A number of other multiferroic MOFs realized by replacing the dimethylammonium cation with hydroxyl ammonium and ammonium cations have also been reported.^83,84 However, replacement of the dimethylammonium cation with guandidinium, C(NH₂)₃⁺, in the copper formate analogue leads to an ordered polar structure at room temperature due to Jahn-Teller distortions. In this Cu-MOF, Jahn-Teller and antiferro-distortions cooperate to induce a switchable ferroelectric polarisation by coupling to the A-site atoms through hydrogen bonding. Most importantly, A. Stroppa et al.⁸⁵ show that a weak ferromagnetic component is coupled to the spontaneous polarisation, and they are mutually reversible.

Several molecular coordination materials are also candidate materials for magnetoelectric hybrid materials. Ferroelectric and magnetic phase transitions take place at almost the same temperature (~360 K) in triethylmethylammonium tetrabromoferrate(3+), resulting in strong magnetodielectric coupling.⁸⁶ CuCl₄(C₆H₅CH₂CH₂NH₃)₂, a molecular framework material with perovskite topology, shows spontaneous ferroelectric ordering below 340 K, which coexists with ferromagnetic ordering below 13 K.⁸⁷ In this material, the electric polarisation results from the spatial ordering of hydrogen bonds that link the organic cations to the inorganic copper chloride block.

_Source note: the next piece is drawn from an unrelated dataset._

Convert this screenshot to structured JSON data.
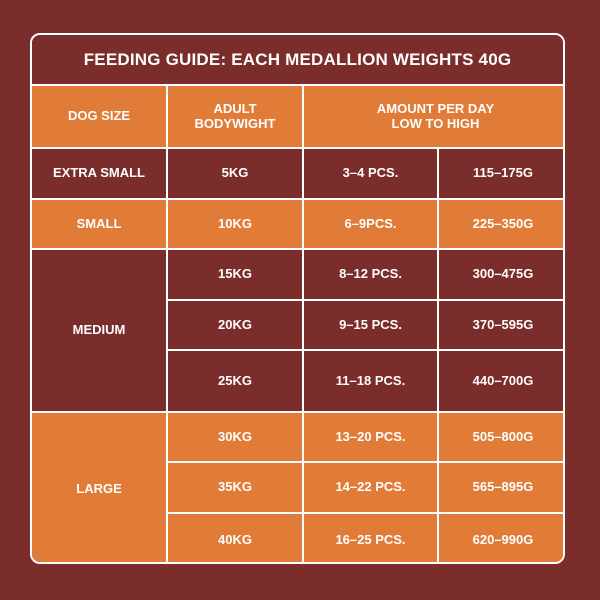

Buckling of the corner-linked copper chloride octahedra drives hydrogen bond ordering. Because the magnetic exchange pathways are also determined by this octahedral buckling, a potentially large magnetoelectric coupling could be possible in this material. These molecular materials could easily rival prototypical oxide magnetoelectric materials and require further study.

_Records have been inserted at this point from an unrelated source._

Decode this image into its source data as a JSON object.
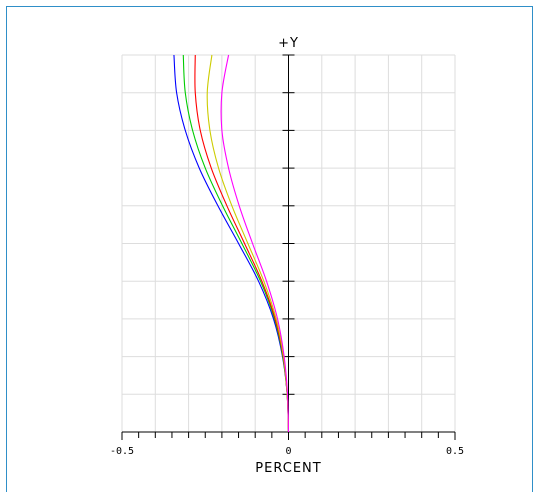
{
  "chart_data": {
    "type": "line",
    "title": "",
    "xlabel": "PERCENT",
    "ylabel": "+Y",
    "xlim": [
      -0.5,
      0.5
    ],
    "ylim": [
      0,
      1
    ],
    "x_tick_labels": [
      "-0.5",
      "0",
      "0.5"
    ],
    "grid": true,
    "series": [
      {
        "color": "#0000ff",
        "points": [
          [
            0,
            0
          ],
          [
            -0.004,
            0.1
          ],
          [
            -0.018,
            0.2
          ],
          [
            -0.045,
            0.3
          ],
          [
            -0.09,
            0.4
          ],
          [
            -0.15,
            0.5
          ],
          [
            -0.212,
            0.6
          ],
          [
            -0.268,
            0.7
          ],
          [
            -0.31,
            0.8
          ],
          [
            -0.336,
            0.9
          ],
          [
            -0.344,
            1.0
          ]
        ]
      },
      {
        "color": "#00cc00",
        "points": [
          [
            0,
            0
          ],
          [
            -0.004,
            0.1
          ],
          [
            -0.017,
            0.2
          ],
          [
            -0.042,
            0.3
          ],
          [
            -0.084,
            0.4
          ],
          [
            -0.14,
            0.5
          ],
          [
            -0.198,
            0.6
          ],
          [
            -0.25,
            0.7
          ],
          [
            -0.288,
            0.8
          ],
          [
            -0.31,
            0.9
          ],
          [
            -0.316,
            1.0
          ]
        ]
      },
      {
        "color": "#ff0000",
        "points": [
          [
            0,
            0
          ],
          [
            -0.004,
            0.1
          ],
          [
            -0.016,
            0.2
          ],
          [
            -0.04,
            0.3
          ],
          [
            -0.08,
            0.4
          ],
          [
            -0.132,
            0.5
          ],
          [
            -0.185,
            0.6
          ],
          [
            -0.232,
            0.7
          ],
          [
            -0.265,
            0.8
          ],
          [
            -0.28,
            0.9
          ],
          [
            -0.28,
            1.0
          ]
        ]
      },
      {
        "color": "#cccc00",
        "points": [
          [
            0,
            0
          ],
          [
            -0.004,
            0.1
          ],
          [
            -0.015,
            0.2
          ],
          [
            -0.037,
            0.3
          ],
          [
            -0.074,
            0.4
          ],
          [
            -0.122,
            0.5
          ],
          [
            -0.17,
            0.6
          ],
          [
            -0.21,
            0.7
          ],
          [
            -0.236,
            0.8
          ],
          [
            -0.244,
            0.9
          ],
          [
            -0.23,
            1.0
          ]
        ]
      },
      {
        "color": "#ff00ff",
        "points": [
          [
            0,
            0
          ],
          [
            -0.003,
            0.1
          ],
          [
            -0.013,
            0.2
          ],
          [
            -0.033,
            0.3
          ],
          [
            -0.066,
            0.4
          ],
          [
            -0.108,
            0.5
          ],
          [
            -0.148,
            0.6
          ],
          [
            -0.18,
            0.7
          ],
          [
            -0.2,
            0.8
          ],
          [
            -0.2,
            0.9
          ],
          [
            -0.18,
            1.0
          ]
        ]
      }
    ]
  }
}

Although, neutron scattering has often been applied to understand the magnetism of MOF materials, SANS has rarely been applied.⁸⁸ Given the rich variety of modifications possible in this class of MOFs, for example, by alteration of organic ligand, template, strain and recent success in making thin films, new avenues are available to explore in the exciting field of multiferroic MOFs. Neutron scattering shall prove invaluable, as they have in oxides, in deciphering complex mechanisms in these complex hybrid materials.

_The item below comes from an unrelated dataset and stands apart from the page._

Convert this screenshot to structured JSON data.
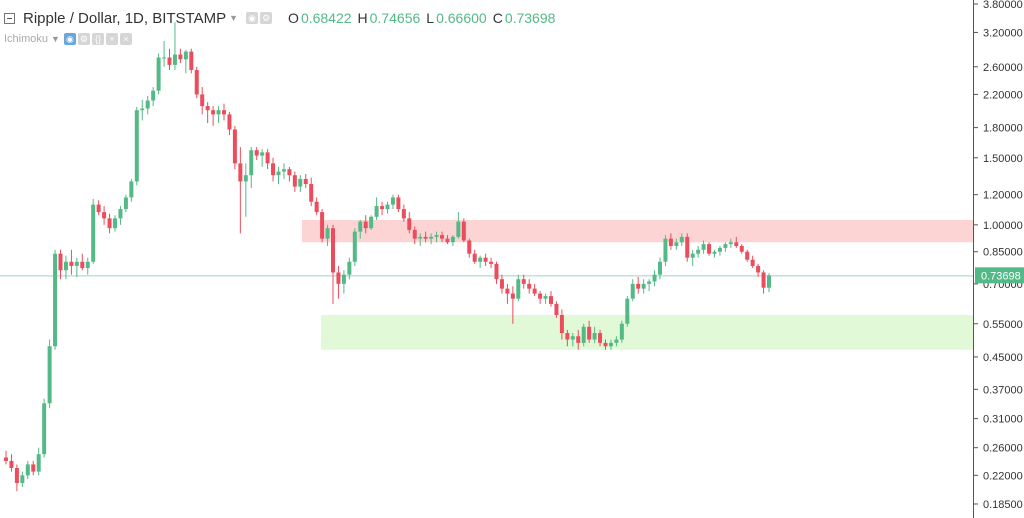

Summary and future directions

Studies of multiferroic phenomena have been driven by novel materials. For potential device applications, there is a continued push to develop materials with magnetic transitions above room temperature. Presently, type II multiferroics with strong coupling between ferroelectric and magnetic order parameters appear very promising. Theory has been playing an increasing role in predicting new materials⁸⁹ with strong coupling between ferroelectric and magnetic order parameters. Neutron scattering will continue to play a critical role in determining the magnetic structures of these materials and the strength of their exchange interactions, and how they couple to the electric polarisation. Furthermore, as more materials are studied in thin films and composites, neutron scattering will play an increasing role in determining the magnetic structure of these materials. In some devices where ferromagnetic layers are coupled to underlying multiferroic layers, neutron reflectivity measurements will be critical in determining the nature of the magnetic interactions between the multiferroic and ferromagnetic layers or composites of ferroelectric and ferromagnetic layers that exhibit multiferroic behaviour.